Annabelle is a Senior Client Advisor and Director in the UK Chairman’s Office at Christie’s. Since joining the company in 2016, she has advised a number of international private collectors and cultural advisors across categories, while nurturing new buyers and developing strategic partnerships.

During her time at Christie’s to date, she has notably placed artworks by Francis Bacon, Tracey Emin, Jean Dubuffet, Vincent van Gogh and Joan Miro among others into private collections. Annabelle has been instrumental in engaging with the next generation of collectors, including being part of the team who launched and delivered the Christie’s Lates’ platform which attracted over 1000 visitors each month, and which still runs today.

In 2022, Annabelle co-curated a cross-category exhibition, The Art of Literature, which brought together three millennia of artworks, objects and manuscripts exploring how they inspired and informed one another and in partnership with Molly Goddard. To coincide with this exhibition, Annabelle organised and hosted a dinner bringing together young patron groups from across London’s most important museums and institutions in a celebration of London as a cultural hub.

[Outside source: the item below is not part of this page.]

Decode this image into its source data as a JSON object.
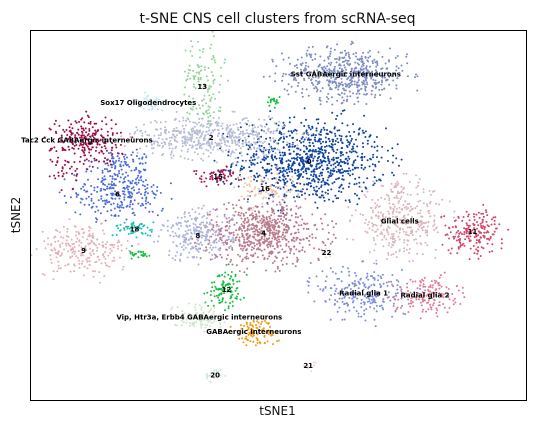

As well as advising clients, Annabelle has worked on a number of meaningful charitable auctions at Christie’s including Rays of Sunshine which raised £2.2m for children who are terminally ill or have life limiting diseases, Studio Voltaire’s 30th Anniversary ‘XXX’ auction and dinner and a private selling exhibition in support of New Contemporaries, supporting emerging talent and public programming. She has served on the committee for the Serpentine Future Contemporaries since 2021.

SHIKA SONI

Shika has a legal background with experience in governance and EDI, alongside a strong interest in art history. Shika is the Assistant General Counsel for EMEA at Principal Global Investors (PGI), overseeing the legal and company secretarial activities of nine regulated companies. Prior to PGI, Shika spent seven years managing the legal workforce at Royal London Asset Management. Shika chairs the Diversity & Inclusion Committee in Europe and its Global Women in Leadership initiative at PGI. Shika is a mentor for Upreach, a charity that assists young members of society who come from challenging socio-economic backgrounds to achieve career success in the City of London.

MICHAEL WHITE

Michael is a professor at the University of York, where he served as Deputy and then Head of the History of Art Department from 2011-2020. His principle area of expertise is the European avant-gardes of the early twentieth century, on which he has published extensively, particularly on groups such as the Dadaists and the De Stijl artists active in the Netherlands at the end of the First World War. Alongside his scholarship, Michael has curated exhibitions at Tate Modern and Tate Liverpool, and advised the Kunstmuseum Den Haag on the display of its permanent collection. Since 2014, he has been developing collaborative teaching at York in the area of Art Law, which is the subject of his latest research projects. He is especially interested in the intersection of art history with subjects outside of the humanities.

Stephen WHITEman

Stephen is Reader in the Art and Architecture of China at the Courtauld Institute of Art, where his research and teaching explore the visual and spatial cultures of early modern and modern East and Southeast Asia. He is author and editor of eight volumes, as well as articles on landscape studies, digital art history, and art historiography, among other subjects. Current projects include a multi-volume history of Asian art and several ongoing digital projects exploring landscape history and experience in China and Southeast Asia. Stephen has taught at the University of Sydney, the University of Pennsylvania, and Middlebury College, in Middlebury, Vermont. He has served in a wide range of leadership and governance positions for institutions in the UK, the US, and Australia.